Last spring at lunch as I sat eating my frozen vegetarian loaf, a colleague came into the English workroom with a multiple choice test in her hand. “I have a question, Kelly,” she said as she shoved the test over my shoulder, pointing at one of the questions. “Is this correct, ‘could’ here?” The part of the sentence she was pointing to was not part of the possible answers on the question of the test, which are usually underlined; it was just part of the sentence. “My students always ask about this kind of thing.” A statement I doubted but refrained from commenting on.
“You’re asking the wrong person,” I said taking a last bite of my lunch, “I’m not a grammarian.”
“Aren’t you an English teacher? How do you get to pick and choose what you teach?” she asked, pursuing me as I stood up from the table.

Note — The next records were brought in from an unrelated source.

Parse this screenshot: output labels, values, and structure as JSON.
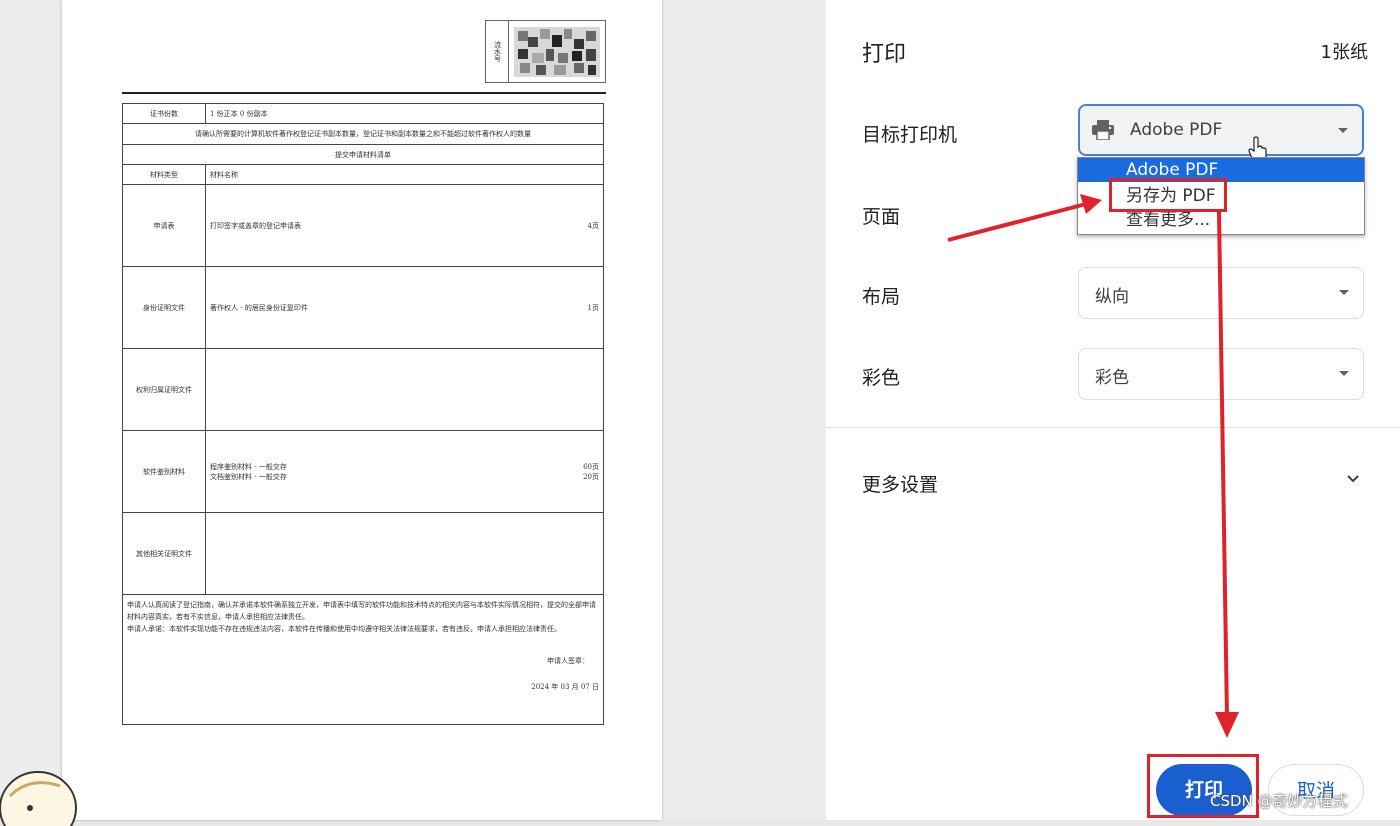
{
  "preview": {
    "serial_label": "流水号",
    "rows": {
      "copies_label": "证书份数",
      "copies_value": "1 份正本  0 份副本",
      "notice": "请确认所需要的计算机软件著作权登记证书副本数量，登记证书和副本数量之和不能超过软件著作权人的数量",
      "list_title": "提交申请材料清单",
      "col_type": "材料类型",
      "col_name": "材料名称",
      "r1_type": "申请表",
      "r1_name": "打印签字或盖章的登记申请表",
      "r1_pages": "4页",
      "r2_type": "身份证明文件",
      "r2_name": "著作权人 -     的居民身份证复印件",
      "r2_pages": "1页",
      "r3_type": "权利归属证明文件",
      "r4_type": "软件鉴别材料",
      "r4_name1": "程序鉴别材料 - 一般交存",
      "r4_pages1": "60页",
      "r4_name2": "文档鉴别材料 - 一般交存",
      "r4_pages2": "20页",
      "r5_type": "其他相关证明文件",
      "decl1": "申请人认真阅读了登记指南，确认并承诺本软件确系独立开发，申请表中填写的软件功能和技术特点的相关内容与本软件实际情况相符，提交的全部申请材料内容真实，若有不实信息，申请人承担相应法律责任。",
      "decl2": "申请人承诺：本软件实现功能不存在违规违法内容，本软件在传播和使用中均遵守相关法律法规要求，若有违反，申请人承担相应法律责任。",
      "sign": "申请人签章：",
      "date": "2024 年 03 月 07 日"
    }
  },
  "panel": {
    "title": "打印",
    "sheets": "1张纸",
    "destination_label": "目标打印机",
    "destination_value": "Adobe PDF",
    "dropdown_options": [
      "Adobe PDF",
      "另存为 PDF",
      "查看更多..."
    ],
    "pages_label": "页面",
    "layout_label": "布局",
    "layout_value": "纵向",
    "color_label": "彩色",
    "color_value": "彩色",
    "more_settings": "更多设置",
    "print_button": "打印",
    "cancel_button": "取消"
  },
  "watermark": "CSDN @奇妙方程式",
  "colors": {
    "accent": "#1a5fd0",
    "highlight": "#e0232b",
    "selected_option": "#1a6be0"
  }
}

“I’m a composition and reading teacher,” I said, throwing the remains of my frozen dinner in the trash.
“How do you teach them the rules if you don’t teach grammar?”
“Every study since nineteen hundred has had one thing in common: there is no connection between the teaching of grammar and the improvement of writing,” a piece of trivia I picked up at the Hill Country Writing Project site in 1987.
At that point I felt as if a pit bull had latched onto my arm. My colleague latched onto the argument I had not been involved in, or rather avoided as futile, for at least ten years: Why is the teaching of grammar irrelevant? A few days later the twelfth grade grammar workbook appeared in my box. Because I did not teach the way she did, I was the one accused of not teaching what the kids needed to know.
Far from being labeled reactionary as Lortie predicted, teachers who resist change are seen, at least by each other, as teaching the correct way. Although a reading/writing workshop model is mandated by the district for K-12 English classes, I am the only secondary teacher teaching this way. I have often been accused of teaching nothing, because I do not stand at the front of the room and lecture.
A few years ago, a history teacher walked by my room. My students and I were scattered about the floor, all reading different books. I had just finished talking to one girl about the book she had finished and had helped her to find another. I was sitting in the doorway reading when the history teacher walked by and said, “I wish I could just sit around, read a book and not teach.” My class erupted in indignation. They had by that point in the year realized they had been reading and writing more than they had their entire high school career. It took several minutes to calm my students back down; they were offended that she thought I, and by extension they, were not doing anything. “The choice to work against the grain, to challenge the status quo, often has negative consequences. And that is part of what makes that choice one that is not politically neutral. (hooks 1994 p. 203)
Works Cited
hooks, b. Teaching to Transgress. New York, New York: Routledge, 1994.
Ladson-Billings, G. The Dreamkeepers. San Francisco, Ca. Jossey-Bass, 1994
Lortie, D. Schoolteacher, 2nd Edition. Chicago, Il. The University of Chicago Press, 1975.